ATA/119/2006 du 07.03.2006 ( INDM ) , ADMIS

Descripteurs : ; INDEMNITÉ(EN GÉNÉRAL) ; AIDE AUX VICTIMES ; TORT MORAL ; CAUSALITÉ NATURELLE
Normes : LPA.69.al.1; LAVI.12
Résumé : Renvoi du dossier à l'instance d'indemnisation des victimes d'infraction qui a fait siennes les conclusions de l'assureur sans examiner elle-même l'existence du lien de causalité entre l'acte illicite et le préjudice subi par le lésé.
En fait
En droit
Par ces motifs
RÉPUBLIQUE ET CANTON DE GENÈVE

POUVOIR JUDICIAIRE

A/252/2006-INDM ATA/119/2006

ARRÊT

DU TRIBUNAL ADMINISTRATIF

du 7 mars 2006

dans la cause

 

Madame P__________
représentée par Me Michael Anders, avocat

contre

INSTANCE D'INDEMNISATION DES VICTIMES D’INFRACTIONS


 


1. Madame P__________, d’origine espagnole, est née le _________ 1947 et est domiciliée en France voisine.

2. Le 6 novembre 2003, un individu l’a agressée dans l’ascenseur d’un centre commercial genevois, en lui assenant plusieurs gifles dans le but de lui dérober ses effets personnels (porte-monnaie, collier en or, etc.) et en lui déchirant son pull-over.

3. Emmenée aux Hôpitaux universitaires de Genève (ci-après : HUG) par ambulance le jour même, les médecins ont diagnostiqué chez elle une commotion cérébrale avec brève perte de connaissance et un choc traumatique.

4. Sur requête du médecin-conseil de l’assureur-accidents de Mme P__________, un spécialiste en psychiatrie et psychothérapie a rendu une expertise le 17 mars 2004. Selon ce rapport, Mme P__________ était victime d’un état de stress post-traumatique en voie de rémission complète.

5. Le 23 mars 2004, le psychiatre ayant suivi Mme P__________ dès le 1er décembre 2003 a également attesté avoir diagnostiqué chez sa patiente un état de stress post-traumatique.

6. Le 22 septembre 2004, l’assureur-accidents de Mme P__________ a rendu une décision sur opposition concernant l’agression dont elle avait été victime.

En substance, l’accident qu’elle avait subi devait être classé dans la catégorie des accidents légers ou, tout au plus, dans celle des accidents de gravité moyenne, au sens de la classification retenue par la jurisprudence du Tribunal fédéral des assurances.

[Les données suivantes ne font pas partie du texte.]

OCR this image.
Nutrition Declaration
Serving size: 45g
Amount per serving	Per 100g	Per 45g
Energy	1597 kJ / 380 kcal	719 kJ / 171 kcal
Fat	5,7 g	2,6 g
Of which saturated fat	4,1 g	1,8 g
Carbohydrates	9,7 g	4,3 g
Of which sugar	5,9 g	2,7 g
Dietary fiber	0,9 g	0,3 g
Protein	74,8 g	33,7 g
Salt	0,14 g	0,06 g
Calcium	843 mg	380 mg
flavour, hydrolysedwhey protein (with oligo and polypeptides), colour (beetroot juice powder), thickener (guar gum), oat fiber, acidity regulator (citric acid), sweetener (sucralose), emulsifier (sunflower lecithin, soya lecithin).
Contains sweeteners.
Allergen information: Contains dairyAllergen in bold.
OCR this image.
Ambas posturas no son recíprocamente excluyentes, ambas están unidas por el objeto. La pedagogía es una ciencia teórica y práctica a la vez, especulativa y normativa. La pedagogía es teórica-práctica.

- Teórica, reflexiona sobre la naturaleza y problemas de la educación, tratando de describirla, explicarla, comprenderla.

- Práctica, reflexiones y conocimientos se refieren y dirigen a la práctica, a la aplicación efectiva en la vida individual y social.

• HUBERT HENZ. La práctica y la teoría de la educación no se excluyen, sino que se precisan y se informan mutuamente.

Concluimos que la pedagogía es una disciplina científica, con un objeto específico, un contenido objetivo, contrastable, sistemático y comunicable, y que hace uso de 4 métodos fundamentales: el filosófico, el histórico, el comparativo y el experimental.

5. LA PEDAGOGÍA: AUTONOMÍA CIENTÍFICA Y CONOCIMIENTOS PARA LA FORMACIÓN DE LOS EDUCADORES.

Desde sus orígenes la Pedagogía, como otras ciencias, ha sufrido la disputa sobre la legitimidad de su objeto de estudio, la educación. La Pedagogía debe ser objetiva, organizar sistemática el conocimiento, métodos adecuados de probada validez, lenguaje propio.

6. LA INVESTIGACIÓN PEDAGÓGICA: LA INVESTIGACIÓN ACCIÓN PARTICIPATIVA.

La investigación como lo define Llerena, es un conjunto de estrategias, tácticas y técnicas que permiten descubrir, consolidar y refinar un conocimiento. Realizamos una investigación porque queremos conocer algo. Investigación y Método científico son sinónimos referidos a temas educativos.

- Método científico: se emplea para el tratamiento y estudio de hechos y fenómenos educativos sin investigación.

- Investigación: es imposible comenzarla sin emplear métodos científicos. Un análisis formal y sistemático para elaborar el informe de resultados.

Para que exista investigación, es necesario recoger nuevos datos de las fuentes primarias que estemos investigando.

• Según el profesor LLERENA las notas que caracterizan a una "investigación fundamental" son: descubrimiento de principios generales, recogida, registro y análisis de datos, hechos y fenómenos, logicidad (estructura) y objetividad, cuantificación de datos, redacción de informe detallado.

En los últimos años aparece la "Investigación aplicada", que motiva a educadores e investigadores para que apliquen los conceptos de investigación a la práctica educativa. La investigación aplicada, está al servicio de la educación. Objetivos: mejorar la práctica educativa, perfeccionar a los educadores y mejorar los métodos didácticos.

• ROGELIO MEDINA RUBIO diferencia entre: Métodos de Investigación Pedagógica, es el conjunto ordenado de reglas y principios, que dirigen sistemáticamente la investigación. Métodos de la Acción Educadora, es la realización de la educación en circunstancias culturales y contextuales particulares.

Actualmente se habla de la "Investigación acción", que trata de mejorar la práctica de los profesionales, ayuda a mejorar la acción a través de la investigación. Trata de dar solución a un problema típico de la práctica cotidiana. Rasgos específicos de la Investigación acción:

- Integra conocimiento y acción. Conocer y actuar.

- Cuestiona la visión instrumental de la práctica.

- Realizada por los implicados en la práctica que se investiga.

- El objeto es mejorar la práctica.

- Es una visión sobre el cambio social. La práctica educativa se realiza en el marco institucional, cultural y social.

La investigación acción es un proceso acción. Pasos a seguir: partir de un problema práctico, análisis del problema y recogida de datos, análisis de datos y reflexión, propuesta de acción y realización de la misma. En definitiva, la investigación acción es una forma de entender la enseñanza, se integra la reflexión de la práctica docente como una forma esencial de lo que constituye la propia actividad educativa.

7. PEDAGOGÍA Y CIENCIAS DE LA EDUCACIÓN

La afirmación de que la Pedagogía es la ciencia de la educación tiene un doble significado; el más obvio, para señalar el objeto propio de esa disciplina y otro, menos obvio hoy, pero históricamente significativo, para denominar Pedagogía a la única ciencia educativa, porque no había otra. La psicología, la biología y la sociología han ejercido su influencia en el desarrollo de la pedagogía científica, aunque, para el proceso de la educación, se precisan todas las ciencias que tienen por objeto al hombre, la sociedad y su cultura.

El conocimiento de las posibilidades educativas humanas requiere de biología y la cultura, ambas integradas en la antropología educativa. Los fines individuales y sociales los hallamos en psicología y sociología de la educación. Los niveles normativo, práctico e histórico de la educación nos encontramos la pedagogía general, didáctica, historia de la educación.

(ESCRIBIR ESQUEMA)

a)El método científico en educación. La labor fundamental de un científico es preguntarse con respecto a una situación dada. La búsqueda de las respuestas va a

Seul le critère du caractère particulièrement impressionnant de l’accident était éventuellement rempli en l’espèce, de sorte que l’existence d’un lien de causalité adéquate devait être niée.

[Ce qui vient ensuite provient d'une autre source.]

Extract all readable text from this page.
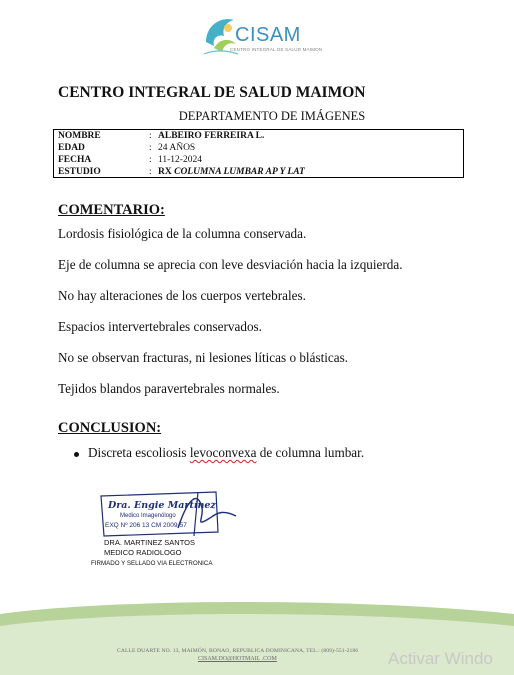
CISAM
CENTRO INTEGRAL DE SALUD MAIMON
CENTRO INTEGRAL DE SALUD MAIMON
DEPARTAMENTO DE IMÁGENES
NOMBRE	: ALBEIRO FERREIRA L.
EDAD	: 24 AÑOS
FECHA	: 11-12-2024
ESTUDIO	: RX COLUMNA LUMBAR AP Y LAT
COMENTARIO:
Lordosis fisiológica de la columna conservada.
Eje de columna se aprecia con leve desviación hacia la izquierda.
No hay alteraciones de los cuerpos vertebrales.
Espacios intervertebrales conservados.
No se observan fracturas, ni lesiones líticas o blásticas.
Tejidos blandos paravertebrales normales.
CONCLUSION:
Discreta escoliosis levoconvexa de columna lumbar.
Dra. Engie Martínez
Medico Imagenólogo
EXQ Nº 206 13 CM 2009-57
DRA. MARTINEZ SANTOS
MEDICO RADIOLOGO
FIRMADO Y SELLADO VIA ELECTRONICA
CALLE DUARTE NO. 13, MAIMÓN, BONAO, REPUBLICA DOMINICANA, TEL.: (809)-551-2186
CISAM.DO@HOTMAIL .COM	Activar Windo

N’ayant fait l’objet d’aucun recours, cette décision est en force.

7. Le 30 mai 2005, Mme P__________ a saisi l’instance d’indemnisation des victimes d’infractions instituée par la loi fédérale sur l’aide aux victimes d’infractions du 4 octobre 2001 (LAVI – RS 312.5) (ci-après : l’instance) d’une demande en paiement de CHF 3'747.25 (comprenant les frais médicaux et la facture relative à son pull-over déchiré) et en réparation du tort moral à qu’elle avait subi suite à l’agression précitée, à hauteur de CHF 1'000.- – prétention portée à CHF 10'000.- par la suite.

8. Par ordonnance du 20 décembre 2005 – notifiée au domicile élu de Mme P__________ le 23 décembre 2005 –, l'instance lui a alloué la somme de CHF 3'649.25 au titre de la réparation du préjudice subi (soit CHF 3'449.25 de frais médicaux non couverts par les assurances et CHF 200.- d’indemnité de procédure) et a rejeté la requête en tant qu’elle concluait à l’octroi d’une indemnité au titre de la réparation morale.

L’assureur-accidents de Mme P__________ ayant nié l’existence d’un lien de causalité « démontré » entre l’accident subi et les troubles post-traumatiques au terme d’une décision en force, l’instance faisait siennes les conclusions dudit assureur.

9. Par acte posté le 23 janvier 2006, Madame P__________ a saisi le Tribunal administratif d’un recours contre ladite ordonnance. Elle conclut, sous suite de frais et dépens, à l’annulation de l’ordonnance et à ce qu’il lui soit alloué une indemnité au titre de réparation de son préjudice moral de CHF 10'000.- et à la confirmation de la décision attaquée pour le surplus.

L’instance n’était pas en droit de s’en remettre à l’appréciation de l’assureur-accidents, dans la mesure où ce dernier statuait en fonction de critères spécifiques au domaine des assurances. La doctrine soulignait en outre l’indépendance de la LAVI par rapport à la loi fédérale sur l’assurance-accidents du 20 mars 1981 (LAA ; RS 832.20).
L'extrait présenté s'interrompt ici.